United States Schubert: Sir Simon Keenlyside (baritone), Natalia Katyukova (piano), Reinberger Chamber Hall, Severance Hall, Cleveland, Ohio. 19.5.2019. (MSJ)
Schubert – Die Winterreise
The Cleveland Orchestra is fortunate to have a fine and beautiful facility in Severance Hall. If there is one part of the building that is underutilized, it is the exquisite gem in the basement, Reinberger Chamber Hall. Used mostly for pre-concert lectures, the room lives up to its big brother upstairs in terms of sound both clear and lovely. Sunday provided a rare and wonderful concert in the room, with Simon Keenlyside presenting Schubert’s Die Winterreise in advance of his performances of Sibelius songs with the orchestra the following weekend.
Die Winterreise is a dark and disturbing song cycle that traces the course of a man’s dissolution in the wake of a failed relationship. But other works in this manner, including Schubert’s own Die Schöne Müllerin, cannot compare to Die Winterreise for sheer level of devastation. The poetry by Wilhelm Müller is direct and stark, and it provoked Schubert to pen some of the most haunting music ever written.
Keenlyside didn’t just sing or perform, he lived the score. In a remarkably shrewd presentation, it came across as completely guileless, though it must have been carefully prepared. The singer paced the stage, yet never resorted to a fake acting-out of the text. There was no scenery representing the sights he sang about, yet one felt that Keenlyside was really seeing those things. He charted a course just shy of wildness.

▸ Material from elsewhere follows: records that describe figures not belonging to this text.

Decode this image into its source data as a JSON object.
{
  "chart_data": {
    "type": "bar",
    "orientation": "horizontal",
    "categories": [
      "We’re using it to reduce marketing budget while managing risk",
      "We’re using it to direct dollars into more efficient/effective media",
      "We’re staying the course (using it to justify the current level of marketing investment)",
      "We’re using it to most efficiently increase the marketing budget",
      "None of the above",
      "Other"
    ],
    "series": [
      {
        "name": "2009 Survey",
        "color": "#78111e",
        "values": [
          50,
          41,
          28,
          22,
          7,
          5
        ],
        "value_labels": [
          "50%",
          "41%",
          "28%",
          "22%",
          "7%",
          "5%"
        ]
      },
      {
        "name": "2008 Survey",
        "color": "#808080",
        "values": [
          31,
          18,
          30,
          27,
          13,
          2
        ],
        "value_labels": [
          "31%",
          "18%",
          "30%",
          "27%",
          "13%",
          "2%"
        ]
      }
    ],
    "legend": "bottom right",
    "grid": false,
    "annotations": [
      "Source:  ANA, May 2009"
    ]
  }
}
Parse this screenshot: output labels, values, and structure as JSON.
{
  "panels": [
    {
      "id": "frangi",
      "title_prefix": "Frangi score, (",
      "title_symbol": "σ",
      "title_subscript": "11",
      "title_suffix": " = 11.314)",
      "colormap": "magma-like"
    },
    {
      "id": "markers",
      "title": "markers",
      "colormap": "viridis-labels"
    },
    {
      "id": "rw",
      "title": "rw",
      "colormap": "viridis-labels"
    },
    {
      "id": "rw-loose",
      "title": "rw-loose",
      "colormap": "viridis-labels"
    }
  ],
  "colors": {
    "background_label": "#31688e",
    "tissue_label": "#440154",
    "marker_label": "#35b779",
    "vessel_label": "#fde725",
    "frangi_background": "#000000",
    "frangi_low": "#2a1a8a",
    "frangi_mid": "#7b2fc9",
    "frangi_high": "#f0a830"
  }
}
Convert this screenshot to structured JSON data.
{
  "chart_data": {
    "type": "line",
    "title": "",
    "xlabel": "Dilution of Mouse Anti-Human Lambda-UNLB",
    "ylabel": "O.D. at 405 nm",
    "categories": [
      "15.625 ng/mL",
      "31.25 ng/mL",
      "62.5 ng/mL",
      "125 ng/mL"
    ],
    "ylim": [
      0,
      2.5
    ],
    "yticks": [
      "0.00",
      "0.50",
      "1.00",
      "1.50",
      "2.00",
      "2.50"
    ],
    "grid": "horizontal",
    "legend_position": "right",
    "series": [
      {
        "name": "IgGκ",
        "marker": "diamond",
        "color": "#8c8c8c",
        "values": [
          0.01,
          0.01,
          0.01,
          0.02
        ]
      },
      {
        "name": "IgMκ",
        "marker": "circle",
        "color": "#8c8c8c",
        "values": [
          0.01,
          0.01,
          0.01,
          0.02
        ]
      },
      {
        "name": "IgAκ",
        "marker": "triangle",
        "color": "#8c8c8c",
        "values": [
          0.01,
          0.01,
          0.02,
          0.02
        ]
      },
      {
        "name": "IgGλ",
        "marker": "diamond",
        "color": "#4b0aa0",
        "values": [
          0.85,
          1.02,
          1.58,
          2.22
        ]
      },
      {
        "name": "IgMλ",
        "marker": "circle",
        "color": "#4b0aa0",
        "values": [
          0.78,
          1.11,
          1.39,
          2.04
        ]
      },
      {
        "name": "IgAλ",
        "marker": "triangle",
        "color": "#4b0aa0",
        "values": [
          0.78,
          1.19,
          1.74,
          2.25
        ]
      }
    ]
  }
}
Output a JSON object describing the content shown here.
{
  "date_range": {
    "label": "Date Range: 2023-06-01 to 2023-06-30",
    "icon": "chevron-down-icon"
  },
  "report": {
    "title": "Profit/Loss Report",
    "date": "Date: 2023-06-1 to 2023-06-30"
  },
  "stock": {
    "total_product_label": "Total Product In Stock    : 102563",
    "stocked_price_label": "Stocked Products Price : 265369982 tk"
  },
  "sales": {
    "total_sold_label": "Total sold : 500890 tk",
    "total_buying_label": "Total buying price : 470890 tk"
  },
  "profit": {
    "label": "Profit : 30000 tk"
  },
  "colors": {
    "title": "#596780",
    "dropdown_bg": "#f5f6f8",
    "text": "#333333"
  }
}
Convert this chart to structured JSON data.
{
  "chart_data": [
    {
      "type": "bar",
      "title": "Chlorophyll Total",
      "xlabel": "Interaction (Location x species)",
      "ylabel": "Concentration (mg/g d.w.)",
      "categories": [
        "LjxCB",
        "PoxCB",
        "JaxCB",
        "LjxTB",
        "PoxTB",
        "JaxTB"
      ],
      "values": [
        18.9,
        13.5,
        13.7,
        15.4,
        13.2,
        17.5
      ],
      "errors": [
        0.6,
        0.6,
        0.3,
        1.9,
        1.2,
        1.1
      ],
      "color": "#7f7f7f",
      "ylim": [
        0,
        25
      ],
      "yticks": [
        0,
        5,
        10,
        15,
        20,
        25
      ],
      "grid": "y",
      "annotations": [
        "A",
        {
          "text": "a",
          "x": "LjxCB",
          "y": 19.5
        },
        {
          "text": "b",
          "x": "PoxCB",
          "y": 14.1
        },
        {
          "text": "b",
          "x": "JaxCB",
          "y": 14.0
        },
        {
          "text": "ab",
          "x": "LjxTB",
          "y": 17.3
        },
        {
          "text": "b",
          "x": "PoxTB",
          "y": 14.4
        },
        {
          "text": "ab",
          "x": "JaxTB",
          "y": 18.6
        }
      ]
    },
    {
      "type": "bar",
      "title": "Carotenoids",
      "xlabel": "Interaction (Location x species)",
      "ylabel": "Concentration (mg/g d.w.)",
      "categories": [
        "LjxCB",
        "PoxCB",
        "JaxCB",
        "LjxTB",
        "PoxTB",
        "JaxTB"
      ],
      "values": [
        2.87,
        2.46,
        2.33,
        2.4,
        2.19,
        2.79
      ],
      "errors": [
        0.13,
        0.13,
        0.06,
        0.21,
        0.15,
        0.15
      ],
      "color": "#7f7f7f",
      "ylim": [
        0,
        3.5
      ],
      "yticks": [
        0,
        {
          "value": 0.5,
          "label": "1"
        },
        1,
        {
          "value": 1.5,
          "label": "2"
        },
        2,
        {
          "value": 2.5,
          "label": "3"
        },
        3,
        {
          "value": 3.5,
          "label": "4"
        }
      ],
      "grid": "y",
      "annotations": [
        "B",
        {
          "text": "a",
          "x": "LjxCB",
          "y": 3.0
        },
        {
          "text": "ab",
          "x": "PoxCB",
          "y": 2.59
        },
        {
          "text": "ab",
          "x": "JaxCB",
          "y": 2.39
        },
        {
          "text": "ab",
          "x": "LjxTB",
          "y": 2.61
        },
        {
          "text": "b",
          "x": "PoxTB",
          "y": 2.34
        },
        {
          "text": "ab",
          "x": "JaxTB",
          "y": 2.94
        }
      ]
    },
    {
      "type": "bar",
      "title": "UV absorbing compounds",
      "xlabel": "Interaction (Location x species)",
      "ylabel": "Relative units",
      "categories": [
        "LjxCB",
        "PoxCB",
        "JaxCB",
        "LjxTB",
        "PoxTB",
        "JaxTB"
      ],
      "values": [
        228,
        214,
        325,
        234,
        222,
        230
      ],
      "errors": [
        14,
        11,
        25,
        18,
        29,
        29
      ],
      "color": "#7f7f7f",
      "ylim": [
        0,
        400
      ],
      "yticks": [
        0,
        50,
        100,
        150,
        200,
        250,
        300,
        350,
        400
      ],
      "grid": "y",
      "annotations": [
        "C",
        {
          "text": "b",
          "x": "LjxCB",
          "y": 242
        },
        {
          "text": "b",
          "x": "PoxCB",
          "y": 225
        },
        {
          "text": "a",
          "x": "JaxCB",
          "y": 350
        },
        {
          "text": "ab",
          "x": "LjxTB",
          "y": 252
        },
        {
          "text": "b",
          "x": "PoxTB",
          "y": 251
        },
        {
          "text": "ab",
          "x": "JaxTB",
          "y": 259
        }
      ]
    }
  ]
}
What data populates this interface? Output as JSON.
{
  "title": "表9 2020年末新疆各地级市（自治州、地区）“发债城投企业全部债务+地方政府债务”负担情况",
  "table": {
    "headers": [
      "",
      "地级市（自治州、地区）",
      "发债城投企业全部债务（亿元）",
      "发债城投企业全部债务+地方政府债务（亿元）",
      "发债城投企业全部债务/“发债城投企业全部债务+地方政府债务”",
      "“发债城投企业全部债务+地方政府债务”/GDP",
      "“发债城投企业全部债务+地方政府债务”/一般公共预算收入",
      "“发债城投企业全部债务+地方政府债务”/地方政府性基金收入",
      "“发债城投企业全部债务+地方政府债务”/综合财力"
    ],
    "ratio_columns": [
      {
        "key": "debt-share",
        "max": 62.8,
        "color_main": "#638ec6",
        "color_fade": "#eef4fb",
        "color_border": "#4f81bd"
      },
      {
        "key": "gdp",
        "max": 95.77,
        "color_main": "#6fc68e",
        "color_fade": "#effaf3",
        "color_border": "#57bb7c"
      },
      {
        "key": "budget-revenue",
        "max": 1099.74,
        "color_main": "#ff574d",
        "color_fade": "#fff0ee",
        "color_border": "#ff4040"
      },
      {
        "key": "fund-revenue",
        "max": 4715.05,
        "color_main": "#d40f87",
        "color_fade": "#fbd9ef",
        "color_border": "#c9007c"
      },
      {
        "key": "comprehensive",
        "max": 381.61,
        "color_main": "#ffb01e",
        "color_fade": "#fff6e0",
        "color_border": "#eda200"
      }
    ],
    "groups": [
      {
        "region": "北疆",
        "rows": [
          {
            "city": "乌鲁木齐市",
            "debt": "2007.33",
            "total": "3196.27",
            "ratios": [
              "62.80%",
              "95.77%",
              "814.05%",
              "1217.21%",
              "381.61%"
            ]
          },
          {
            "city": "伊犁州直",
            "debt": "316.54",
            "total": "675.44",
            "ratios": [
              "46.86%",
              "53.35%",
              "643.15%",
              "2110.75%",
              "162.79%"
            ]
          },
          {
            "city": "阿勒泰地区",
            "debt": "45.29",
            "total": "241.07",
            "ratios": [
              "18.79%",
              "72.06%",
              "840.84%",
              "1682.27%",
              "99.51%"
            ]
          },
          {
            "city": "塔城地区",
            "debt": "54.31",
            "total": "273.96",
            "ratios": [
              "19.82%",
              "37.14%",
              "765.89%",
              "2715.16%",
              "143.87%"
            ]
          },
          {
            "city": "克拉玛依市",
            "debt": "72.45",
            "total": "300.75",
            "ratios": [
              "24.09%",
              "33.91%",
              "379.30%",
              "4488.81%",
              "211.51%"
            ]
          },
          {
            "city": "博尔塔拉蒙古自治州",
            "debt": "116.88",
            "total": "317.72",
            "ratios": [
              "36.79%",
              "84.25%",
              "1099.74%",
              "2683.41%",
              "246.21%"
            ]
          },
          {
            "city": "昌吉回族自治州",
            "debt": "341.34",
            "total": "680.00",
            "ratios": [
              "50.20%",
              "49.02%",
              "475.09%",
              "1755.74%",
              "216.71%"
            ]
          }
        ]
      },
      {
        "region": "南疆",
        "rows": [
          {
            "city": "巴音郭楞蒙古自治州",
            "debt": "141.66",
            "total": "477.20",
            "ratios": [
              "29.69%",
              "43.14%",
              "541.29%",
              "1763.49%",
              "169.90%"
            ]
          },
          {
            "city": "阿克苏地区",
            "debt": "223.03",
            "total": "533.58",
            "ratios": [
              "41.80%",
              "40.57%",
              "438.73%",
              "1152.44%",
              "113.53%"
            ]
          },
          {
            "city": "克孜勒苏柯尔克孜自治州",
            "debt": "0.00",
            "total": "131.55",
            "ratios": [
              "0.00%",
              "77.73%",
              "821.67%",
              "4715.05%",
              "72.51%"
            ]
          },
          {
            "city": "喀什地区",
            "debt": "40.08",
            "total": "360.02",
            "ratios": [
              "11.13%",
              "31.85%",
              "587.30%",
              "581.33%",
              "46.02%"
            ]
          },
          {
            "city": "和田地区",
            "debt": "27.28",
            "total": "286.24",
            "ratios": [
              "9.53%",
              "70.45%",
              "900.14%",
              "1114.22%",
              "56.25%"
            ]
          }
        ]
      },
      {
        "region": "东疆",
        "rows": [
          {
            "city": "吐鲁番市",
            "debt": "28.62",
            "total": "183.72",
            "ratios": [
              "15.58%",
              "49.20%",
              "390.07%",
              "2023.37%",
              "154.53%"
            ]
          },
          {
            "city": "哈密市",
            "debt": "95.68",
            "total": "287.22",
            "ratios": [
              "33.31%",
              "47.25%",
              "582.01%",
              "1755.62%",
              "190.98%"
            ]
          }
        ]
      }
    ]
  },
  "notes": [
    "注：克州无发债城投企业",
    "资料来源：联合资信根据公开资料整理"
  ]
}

The baritone was by no means alone in his venture. Natalia Katyukova was a poised tiger at the piano, responding to the singer’s nuances with her own powerful inflections. One was never aware of two artists at work, because their shaping was unified in a single vision. One couldn’t tell which artist originated some of the inflections nor which one was cuing the beginning of many of the songs
Keenlyside was in excellent voice, running the range from coldly quiet to loudly storming. He pushed his voice hard enough to portray the narrator’s anguish, yet never quite past control. It was moving, though, because it always seemed like he risked being out of control—and that he had to. When Keenlyside reached ‘Das Wirtshaus’ (‘The Tavern’), the devastation was so complete, the listener could feel without question that the song about the traveler continued on, but the narrator had clearly entered a state of mind from which he would never return — devastatingly prophetic for both Wilhelm Müller and Franz Schubert, both of whom died young. The final ‘Der Leiermann’ (‘The Hurdy-Gurdy Man’) rightly teetered on the brink, leaving a frightening silence at the end.
One can only hope that the Cleveland Orchestra will offer more events like this, extras featuring incoming performers (or, for that matter, orchestra musicians) in the wonderfully intimate setting of Reinberger Chamber Hall.